Deep Dive: G4C04
The correct answer is A: On-and-off humming or clicking. The sound heard from an audio device experiencing RF interference from a CW transmitter is on-and-off humming or clicking. CW signals are keyed on and off, creating the characteristic on-and-off pattern. For amateur radio operators, this is a common RFI symptom. Understanding this helps identify CW interference.
Why Other Answers Are Wrong
Option B: Incorrect. CW interference doesn't produce a pure audio frequency tone - it produces on-and-off interference, not a continuous tone. The on-and-off pattern is the key. Option C: Incorrect. CW interference doesn't produce a chirpy signal - chirp is a transmitter problem, not an interference symptom. The on-and-off pattern is the key.
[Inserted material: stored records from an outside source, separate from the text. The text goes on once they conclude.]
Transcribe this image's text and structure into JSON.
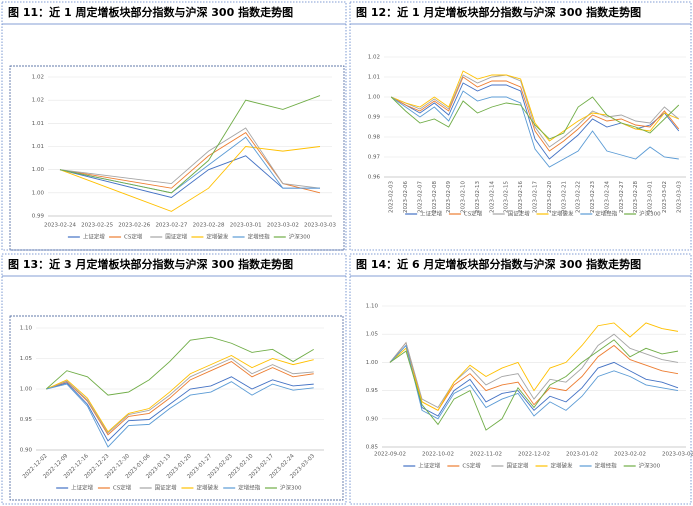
{
  "chart_data": [
    {
      "type": "line",
      "title": "图 11：近 1 周定增板块部分指数与沪深 300 指数走势图",
      "x": [
        "2023-02-24",
        "2023-02-27",
        "2023-02-28",
        "2023-03-01",
        "2023-03-02",
        "2023-03-03"
      ],
      "xticks": [
        "2023-02-24",
        "2023-02-25",
        "2023-02-26",
        "2023-02-27",
        "2023-02-28",
        "2023-03-01",
        "2023-03-02",
        "2023-03-03"
      ],
      "ylim": [
        0.99,
        1.02
      ],
      "yticks": [
        0.99,
        {
          "value": 0.995,
          "label": "1.00"
        },
        {
          "value": 1,
          "label": "1.00"
        },
        {
          "value": 1.005,
          "label": "1.01"
        },
        1.01,
        {
          "value": 1.015,
          "label": "1.02"
        },
        1.02
      ],
      "grid": true,
      "series": [
        {
          "name": "上证定增",
          "color": "#4472c4",
          "values": [
            1.0,
            0.994,
            1.0,
            1.003,
            0.996,
            0.996
          ]
        },
        {
          "name": "CS定增",
          "color": "#ed7d31",
          "values": [
            1.0,
            0.996,
            1.003,
            1.008,
            0.997,
            0.995
          ]
        },
        {
          "name": "国证定增",
          "color": "#a5a5a5",
          "values": [
            1.0,
            0.997,
            1.004,
            1.009,
            0.997,
            0.996
          ]
        },
        {
          "name": "定增破发",
          "color": "#ffc000",
          "values": [
            1.0,
            0.991,
            0.996,
            1.005,
            1.004,
            1.005
          ]
        },
        {
          "name": "定增经指",
          "color": "#5b9bd5",
          "values": [
            1.0,
            0.995,
            1.001,
            1.007,
            0.996,
            0.996
          ]
        },
        {
          "name": "沪深300",
          "color": "#70ad47",
          "values": [
            1.0,
            0.995,
            1.002,
            1.015,
            1.013,
            1.016
          ]
        }
      ]
    },
    {
      "type": "line",
      "title": "图 12：近 1 月定增板块部分指数与沪深 300 指数走势图",
      "categories": [
        "2023-02-03",
        "2023-02-06",
        "2023-02-07",
        "2023-02-08",
        "2023-02-09",
        "2023-02-10",
        "2023-02-13",
        "2023-02-14",
        "2023-02-15",
        "2023-02-16",
        "2023-02-17",
        "2023-02-20",
        "2023-02-21",
        "2023-02-22",
        "2023-02-23",
        "2023-02-24",
        "2023-02-27",
        "2023-02-28",
        "2023-03-01",
        "2023-03-02",
        "2023-03-03"
      ],
      "ylim": [
        0.96,
        1.02
      ],
      "yticks": [
        0.96,
        0.97,
        0.98,
        0.99,
        {
          "value": 1,
          "label": "1.00"
        },
        1.01,
        1.02
      ],
      "grid": true,
      "series": [
        {
          "name": "上证定增",
          "color": "#4472c4",
          "values": [
            1.0,
            0.996,
            0.992,
            0.997,
            0.991,
            1.007,
            1.003,
            1.006,
            1.006,
            1.003,
            0.979,
            0.969,
            0.975,
            0.981,
            0.989,
            0.985,
            0.987,
            0.984,
            0.986,
            0.992,
            0.983
          ]
        },
        {
          "name": "CS定增",
          "color": "#ed7d31",
          "values": [
            1.0,
            0.996,
            0.993,
            0.998,
            0.993,
            1.01,
            1.005,
            1.008,
            1.008,
            1.005,
            0.983,
            0.973,
            0.978,
            0.984,
            0.991,
            0.988,
            0.989,
            0.986,
            0.985,
            0.993,
            0.984
          ]
        },
        {
          "name": "国证定增",
          "color": "#a5a5a5",
          "values": [
            1.0,
            0.997,
            0.994,
            0.999,
            0.994,
            1.011,
            1.007,
            1.01,
            1.011,
            1.008,
            0.985,
            0.975,
            0.98,
            0.986,
            0.993,
            0.99,
            0.991,
            0.988,
            0.987,
            0.995,
            0.989
          ]
        },
        {
          "name": "定增破发",
          "color": "#ffc000",
          "values": [
            1.0,
            0.997,
            0.995,
            1.0,
            0.995,
            1.013,
            1.009,
            1.011,
            1.011,
            1.009,
            0.987,
            0.978,
            0.983,
            0.988,
            0.992,
            0.991,
            0.987,
            0.984,
            0.983,
            0.992,
            0.989
          ]
        },
        {
          "name": "定增经指",
          "color": "#5b9bd5",
          "values": [
            1.0,
            0.995,
            0.99,
            0.995,
            0.988,
            1.003,
            0.998,
            1.0,
            1.0,
            0.997,
            0.974,
            0.965,
            0.969,
            0.973,
            0.983,
            0.973,
            0.971,
            0.969,
            0.975,
            0.97,
            0.969
          ]
        },
        {
          "name": "沪深300",
          "color": "#70ad47",
          "values": [
            1.0,
            0.993,
            0.987,
            0.989,
            0.985,
            0.998,
            0.992,
            0.995,
            0.997,
            0.996,
            0.986,
            0.979,
            0.982,
            0.995,
            1.0,
            0.991,
            0.987,
            0.985,
            0.982,
            0.989,
            0.996
          ]
        }
      ]
    },
    {
      "type": "line",
      "title": "图 13：近 3 月定增板块部分指数与沪深 300 指数走势图",
      "categories": [
        "2022-12-02",
        "2022-12-09",
        "2022-12-16",
        "2022-12-23",
        "2022-12-30",
        "2023-01-06",
        "2023-01-13",
        "2023-01-20",
        "2023-01-27",
        "2023-02-03",
        "2023-02-10",
        "2023-02-17",
        "2023-02-24",
        "2023-03-03"
      ],
      "ylim": [
        0.9,
        1.1
      ],
      "yticks": [
        {
          "value": 0.9,
          "label": "0.90"
        },
        0.95,
        {
          "value": 1,
          "label": "1.00"
        },
        1.05,
        {
          "value": 1.1,
          "label": "1.10"
        }
      ],
      "grid": true,
      "series": [
        {
          "name": "上证定增",
          "color": "#4472c4",
          "values": [
            1.0,
            1.01,
            0.975,
            0.915,
            0.948,
            0.95,
            0.975,
            1.0,
            1.005,
            1.02,
            1.0,
            1.015,
            1.005,
            1.008
          ]
        },
        {
          "name": "CS定增",
          "color": "#ed7d31",
          "values": [
            1.0,
            1.012,
            0.98,
            0.925,
            0.955,
            0.96,
            0.985,
            1.015,
            1.03,
            1.045,
            1.02,
            1.035,
            1.02,
            1.025
          ]
        },
        {
          "name": "国证定增",
          "color": "#a5a5a5",
          "values": [
            1.0,
            1.013,
            0.982,
            0.928,
            0.958,
            0.965,
            0.99,
            1.02,
            1.035,
            1.05,
            1.025,
            1.04,
            1.025,
            1.028
          ]
        },
        {
          "name": "定增破发",
          "color": "#ffc000",
          "values": [
            1.0,
            1.015,
            0.985,
            0.93,
            0.96,
            0.968,
            0.995,
            1.025,
            1.04,
            1.055,
            1.035,
            1.05,
            1.04,
            1.048
          ]
        },
        {
          "name": "定增经指",
          "color": "#5b9bd5",
          "values": [
            1.0,
            1.008,
            0.972,
            0.905,
            0.94,
            0.942,
            0.968,
            0.99,
            0.995,
            1.012,
            0.99,
            1.008,
            0.998,
            1.002
          ]
        },
        {
          "name": "沪深300",
          "color": "#70ad47",
          "values": [
            1.0,
            1.03,
            1.02,
            0.99,
            0.995,
            1.015,
            1.045,
            1.08,
            1.085,
            1.075,
            1.06,
            1.065,
            1.045,
            1.065
          ]
        }
      ]
    },
    {
      "type": "line",
      "title": "图 14：近 6 月定增板块部分指数与沪深 300 指数走势图",
      "categories": [
        "2022-09-02",
        null,
        null,
        "2022-10-02",
        null,
        null,
        "2022-11-02",
        null,
        null,
        "2022-12-02",
        null,
        null,
        "2023-01-02",
        null,
        null,
        "2023-02-02",
        null,
        null,
        "2023-03-02"
      ],
      "ylim": [
        0.85,
        1.1
      ],
      "yticks": [
        0.85,
        {
          "value": 0.9,
          "label": "0.90"
        },
        0.95,
        {
          "value": 1,
          "label": "1.00"
        },
        1.05,
        {
          "value": 1.1,
          "label": "1.10"
        }
      ],
      "grid": true,
      "series": [
        {
          "name": "上证定增",
          "color": "#4472c4",
          "values": [
            1.0,
            1.03,
            0.92,
            0.905,
            0.95,
            0.97,
            0.93,
            0.945,
            0.95,
            0.915,
            0.94,
            0.93,
            0.955,
            0.99,
            1.0,
            0.985,
            0.97,
            0.965,
            0.955
          ]
        },
        {
          "name": "CS定增",
          "color": "#ed7d31",
          "values": [
            1.0,
            1.035,
            0.93,
            0.915,
            0.96,
            0.98,
            0.95,
            0.96,
            0.965,
            0.925,
            0.955,
            0.95,
            0.975,
            1.01,
            1.03,
            1.005,
            0.995,
            0.985,
            0.98
          ]
        },
        {
          "name": "国证定增",
          "color": "#a5a5a5",
          "values": [
            1.0,
            1.035,
            0.935,
            0.92,
            0.965,
            0.99,
            0.96,
            0.975,
            0.98,
            0.935,
            0.97,
            0.965,
            0.99,
            1.03,
            1.05,
            1.025,
            1.015,
            1.005,
            1.0
          ]
        },
        {
          "name": "定增破发",
          "color": "#ffc000",
          "values": [
            1.0,
            1.025,
            0.93,
            0.915,
            0.965,
            0.995,
            0.975,
            0.99,
            1.0,
            0.95,
            0.99,
            1.0,
            1.03,
            1.065,
            1.07,
            1.045,
            1.07,
            1.06,
            1.055
          ]
        },
        {
          "name": "定增经指",
          "color": "#5b9bd5",
          "values": [
            1.0,
            1.03,
            0.915,
            0.9,
            0.945,
            0.96,
            0.92,
            0.935,
            0.945,
            0.905,
            0.93,
            0.915,
            0.94,
            0.975,
            0.985,
            0.975,
            0.96,
            0.955,
            0.95
          ]
        },
        {
          "name": "沪深300",
          "color": "#70ad47",
          "values": [
            1.0,
            1.02,
            0.925,
            0.89,
            0.935,
            0.95,
            0.88,
            0.9,
            0.955,
            0.92,
            0.96,
            0.975,
            1.0,
            1.02,
            1.04,
            1.01,
            1.025,
            1.015,
            1.02
          ]
        }
      ]
    }
  ]
}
Option D: Incorrect. CW interference doesn't produce severely distorted audio - that's more typical of SSB interference. CW produces on-and-off interference.
Exam Tip
CW interference sound = on-and-off humming or clicking. Think 'C'W 'I'nterference = 'C'licking 'W'hen keyed. CW signals are keyed on and off, creating on-and-off interference pattern. Not pure tone, not chirpy, not distorted audio - just on-and-off.
Memory Aid
CW interference sound = on-and-off humming or clicking. Think 'C'W 'I'nterference = 'C'licking 'W'hen keyed. CW signals are keyed on and off, creating on-and-off interference pattern. Characteristic CW interference symptom.
Real-World Example
A nearby CW transmitter is interfering with your audio system. You hear on-and-off humming or clicking that follows the CW keying pattern - when the transmitter is keyed, you hear interference; when it's not keyed, the interference stops. This is the characteristic sound of CW interference.
Source & Coverage
Question Pool: 2023-2027 Question Pool
Subelement: G4C
Reference: 2023-2027 Question Pool · G4 - Amateur Radio Practices
Key Concepts
Verified Content
Question from the official FCC General Class pool. Explanation reviewed by licensed amateur radio operators and mapped to the G4C topic.